Candlelight at Victoria Park still illuminates the world|Chung Kim-wah

蘋果日報 2021/06/08 09:37


Since the June Fourth Incident happened in 1989, Hong Kong citizens have been mourning the dead with candlelight in their multitudes at Victoria Park on the night of its every anniversary. Such a practice, regarded by some as “ritualized”, has had its own share of controversy, and there have been ups and downs in the number of participants in the vigil. But such insistence by Hong Kongers has given indelible meanings to the cause of the pursuit of justice and truth. Every year, the candlelight at Victoria Park is the focus of the world. For many people, to keep the candlelight on is to keep expressing the wish for rehabilitation of the June Fourth Incident. This year, the SAR government has employed some very despicable means to make it difficult for the candlelight at Victoria Park to continue. But can such actions really strangle a wish that has lasted for more than 30 years?
It did not come as a surprise that the Hong Kong Alliance in Support of Patriotic Democratic Movements of China did not receive a notice of no objection to organizing the vigil. Then, on the morning of June 4, Chow Hang-tung, vice chairman of the Alliance, was arrested by the police for promoting an assembly that had been banned. But in fact, she did not mention the vigil on June 4, nor did she call on anyone to attend the vigil with her. Which laws did she break by saying that she would go to Victoria Park, light a candle, and be dressed in black? Does she need to apply for a notice of no objection to doing such things? At noon that day, police officers completely cordoned off the six football fields and grass fields of Victoria Park. People sitting outside the fields, reading newspapers or taking a rest were also harassed, their personal freedoms seriously violated. Later, the police brought traffic at several cross-sea tunnels to a halt. By hook or by crook, the government was trying to prevent some people from going to Victoria Park, even at the expense of the normal lives of all Hong Kong citizens.
All this has shown the extent to which the government has damaged our civilized standards, administrative rules and the boundaries between public power and individual freedom. All these things are the products of so many years of Hong Kong’s social development. Even the solemn legal provisions have become full of uncertainty and even arbitrariness under the government’s manipulation.
On the night of June 4, around Wan Chai and Causeway Bay, there were still many people who expressed their grief over the June Fourth Incident in their own ways. These courageous individuals faced threats and acts of suppression from the government squarely. Police officers in these locations prowled the streets and intimidated citizens with force, using a warning tone from time to time to ask citizens to leave as soon as possible. Most of these police officers violated the social gathering ban themselves. When they arbitrarily accosted people like “Grandma Wong” (Alexandra Wong) or one or two young people to conduct stop and search, harass them or even intimidate them, they were enforcing neither the law nor any anti-pandemic measures.
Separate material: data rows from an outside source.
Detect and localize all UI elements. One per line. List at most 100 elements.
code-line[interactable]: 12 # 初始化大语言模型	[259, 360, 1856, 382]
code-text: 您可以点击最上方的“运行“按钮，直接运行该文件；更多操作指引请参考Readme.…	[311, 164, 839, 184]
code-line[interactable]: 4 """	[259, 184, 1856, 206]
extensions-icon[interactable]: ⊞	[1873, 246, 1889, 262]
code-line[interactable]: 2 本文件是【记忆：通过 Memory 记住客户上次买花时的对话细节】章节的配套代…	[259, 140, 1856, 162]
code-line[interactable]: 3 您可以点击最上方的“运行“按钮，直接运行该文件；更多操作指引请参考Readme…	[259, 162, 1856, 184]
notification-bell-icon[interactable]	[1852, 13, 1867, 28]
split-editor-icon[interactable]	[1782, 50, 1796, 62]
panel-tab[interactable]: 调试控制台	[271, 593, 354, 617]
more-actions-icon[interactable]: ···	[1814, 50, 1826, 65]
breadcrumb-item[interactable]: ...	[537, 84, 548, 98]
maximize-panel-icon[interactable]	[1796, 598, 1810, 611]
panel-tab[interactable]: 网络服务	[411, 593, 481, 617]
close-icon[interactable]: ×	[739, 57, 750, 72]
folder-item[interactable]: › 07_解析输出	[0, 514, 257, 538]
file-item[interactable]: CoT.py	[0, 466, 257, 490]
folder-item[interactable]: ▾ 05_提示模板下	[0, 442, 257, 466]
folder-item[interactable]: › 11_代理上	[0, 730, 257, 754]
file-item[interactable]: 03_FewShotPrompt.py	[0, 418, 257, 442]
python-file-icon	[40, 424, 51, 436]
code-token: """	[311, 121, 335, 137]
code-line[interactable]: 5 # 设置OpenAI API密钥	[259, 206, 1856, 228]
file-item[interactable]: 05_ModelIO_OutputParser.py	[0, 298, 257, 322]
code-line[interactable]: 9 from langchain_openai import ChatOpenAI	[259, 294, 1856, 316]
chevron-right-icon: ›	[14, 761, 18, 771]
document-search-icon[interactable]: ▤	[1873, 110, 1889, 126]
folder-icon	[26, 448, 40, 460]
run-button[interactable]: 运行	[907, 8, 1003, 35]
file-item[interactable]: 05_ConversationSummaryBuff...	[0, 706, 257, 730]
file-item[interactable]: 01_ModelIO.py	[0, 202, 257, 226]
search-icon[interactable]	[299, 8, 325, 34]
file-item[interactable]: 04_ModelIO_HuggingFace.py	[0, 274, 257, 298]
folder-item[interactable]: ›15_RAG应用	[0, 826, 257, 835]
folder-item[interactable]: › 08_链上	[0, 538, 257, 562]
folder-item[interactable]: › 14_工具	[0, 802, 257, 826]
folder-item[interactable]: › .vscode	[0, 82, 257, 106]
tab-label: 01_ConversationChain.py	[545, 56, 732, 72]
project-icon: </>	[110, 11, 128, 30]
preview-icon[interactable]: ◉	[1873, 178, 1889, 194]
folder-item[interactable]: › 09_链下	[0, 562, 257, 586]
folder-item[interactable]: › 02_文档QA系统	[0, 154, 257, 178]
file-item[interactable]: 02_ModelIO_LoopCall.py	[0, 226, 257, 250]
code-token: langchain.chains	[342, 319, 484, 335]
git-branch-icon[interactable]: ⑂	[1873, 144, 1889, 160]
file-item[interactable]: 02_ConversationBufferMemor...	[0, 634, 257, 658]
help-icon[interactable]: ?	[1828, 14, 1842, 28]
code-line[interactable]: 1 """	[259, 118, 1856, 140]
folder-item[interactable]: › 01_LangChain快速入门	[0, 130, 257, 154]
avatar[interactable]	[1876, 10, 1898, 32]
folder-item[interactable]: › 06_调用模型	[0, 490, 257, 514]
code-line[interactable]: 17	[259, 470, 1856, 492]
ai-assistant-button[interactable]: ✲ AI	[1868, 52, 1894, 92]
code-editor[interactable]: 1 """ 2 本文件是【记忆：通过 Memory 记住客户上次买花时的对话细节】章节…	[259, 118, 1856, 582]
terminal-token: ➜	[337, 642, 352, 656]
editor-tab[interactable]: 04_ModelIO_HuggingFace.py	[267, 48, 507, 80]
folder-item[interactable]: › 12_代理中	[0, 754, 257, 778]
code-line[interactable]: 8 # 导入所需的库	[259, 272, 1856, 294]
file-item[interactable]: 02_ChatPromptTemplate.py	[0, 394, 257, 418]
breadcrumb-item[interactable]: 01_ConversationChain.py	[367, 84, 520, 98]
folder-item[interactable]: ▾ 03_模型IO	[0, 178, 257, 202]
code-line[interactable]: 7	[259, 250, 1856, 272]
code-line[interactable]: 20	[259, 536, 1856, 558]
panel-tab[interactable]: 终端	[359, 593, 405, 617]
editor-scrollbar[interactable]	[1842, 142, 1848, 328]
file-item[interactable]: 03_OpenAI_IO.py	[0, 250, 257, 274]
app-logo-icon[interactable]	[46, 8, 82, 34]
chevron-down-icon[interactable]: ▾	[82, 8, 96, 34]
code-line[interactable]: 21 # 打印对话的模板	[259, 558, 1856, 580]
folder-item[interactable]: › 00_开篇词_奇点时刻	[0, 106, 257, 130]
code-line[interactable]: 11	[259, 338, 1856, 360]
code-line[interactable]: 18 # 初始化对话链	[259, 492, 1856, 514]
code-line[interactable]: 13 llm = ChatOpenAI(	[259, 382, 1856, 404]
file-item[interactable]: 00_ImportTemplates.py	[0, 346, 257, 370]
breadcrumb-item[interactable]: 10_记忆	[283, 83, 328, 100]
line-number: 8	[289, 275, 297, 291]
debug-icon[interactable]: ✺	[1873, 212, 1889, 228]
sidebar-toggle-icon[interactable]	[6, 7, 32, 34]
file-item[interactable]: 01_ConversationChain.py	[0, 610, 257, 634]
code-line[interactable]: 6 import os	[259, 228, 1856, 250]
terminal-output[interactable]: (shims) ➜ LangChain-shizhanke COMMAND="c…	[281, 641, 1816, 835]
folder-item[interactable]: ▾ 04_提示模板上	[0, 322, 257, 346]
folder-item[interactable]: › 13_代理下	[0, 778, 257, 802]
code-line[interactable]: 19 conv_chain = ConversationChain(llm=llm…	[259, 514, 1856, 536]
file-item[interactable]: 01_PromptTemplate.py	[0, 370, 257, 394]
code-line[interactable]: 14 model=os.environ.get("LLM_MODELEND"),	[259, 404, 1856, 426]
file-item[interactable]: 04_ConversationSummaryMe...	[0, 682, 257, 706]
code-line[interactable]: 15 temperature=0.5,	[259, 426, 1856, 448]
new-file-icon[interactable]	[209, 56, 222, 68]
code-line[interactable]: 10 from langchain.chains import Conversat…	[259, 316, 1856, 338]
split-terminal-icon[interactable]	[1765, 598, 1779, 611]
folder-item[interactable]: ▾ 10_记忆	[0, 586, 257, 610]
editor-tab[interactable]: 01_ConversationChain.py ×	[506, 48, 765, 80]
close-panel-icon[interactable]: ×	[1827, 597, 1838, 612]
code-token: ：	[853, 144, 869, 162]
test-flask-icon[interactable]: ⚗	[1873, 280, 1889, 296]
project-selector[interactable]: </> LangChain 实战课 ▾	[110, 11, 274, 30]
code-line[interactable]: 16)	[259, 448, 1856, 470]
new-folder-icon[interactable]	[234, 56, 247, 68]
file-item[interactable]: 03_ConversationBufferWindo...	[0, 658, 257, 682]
Anti-pandemic measures bundled with national security law

At the scene, I heard for myself a police officer leading a team shout to bystanders on the pavement, “You might have violated the National Security Law by being at Causeway Bay tonight!” He then said to the police officers in his team, “Guys, get your 599G ticket book ready now.” What kind of law enforcement was that? What the policeman said shows that the police do not know which law to enforce at all. Perhaps this does not matter anymore, and this shows that the government’s mention of the rule of law and its appeal to citizens to obey the law could not be more hypocritical and deceptive. By bundling anti-pandemic measures with the national security law and using them arbitrarily, the government is in essence using the so-called “law” as a tool of political suppression. Isn’t it clear enough what the so-called “anti-pandemic measures” and the casually mentioned “National Security Law” on the night of June 4 were about?
Hong Kong people have kept the candlelight on for more than 30 years. Certainly, it will not go out. A 30-year tradition that has been handed down from generation to generation, the candlelight, even if it cannot be lit at Victoria Park, will make its way into every neighborhood, the homes of thousands and millions of people, and the hearts of most Hong Kong people who aspire to truth and justice. No number of police – not even ten times or a hundred times the 7000 police officers deployed by the government on the night of June 4 this year – can extinguish the candlelight. When the government uses intimidation and tyrannical power to prevent candles from being lit in Victoria Park, the candlelight will be in the hearts of people, in the community, at the US Consulate General in Hong Kong, and at the European Union Office to Hong Kong. And candles will be lit all around the world in continuation of the candlelight at Victoria Park. When that happens, all threats of a 7,000-strong police presence, the strict enforcement of the law, anti-pandemic measures, the condemnation by the Ministry of Foreign Affairs, and the National Security Law will be nothing but paper tigers. A cause the Hong Kong people have persisted in for more than 30 years has not become history simply because a candlelight vigil could not be held at Victoria Park this year. On the contrary, the absence will only illuminate that part of history even more vividly to the world. The candlelight will go on, and it will shine only brighter.
(Chung Kim-wah, Deputy Chief Executive Officer of the Hong Kong Public Opinion Research Institute)
This article is translated from Chinese by Apple Daily.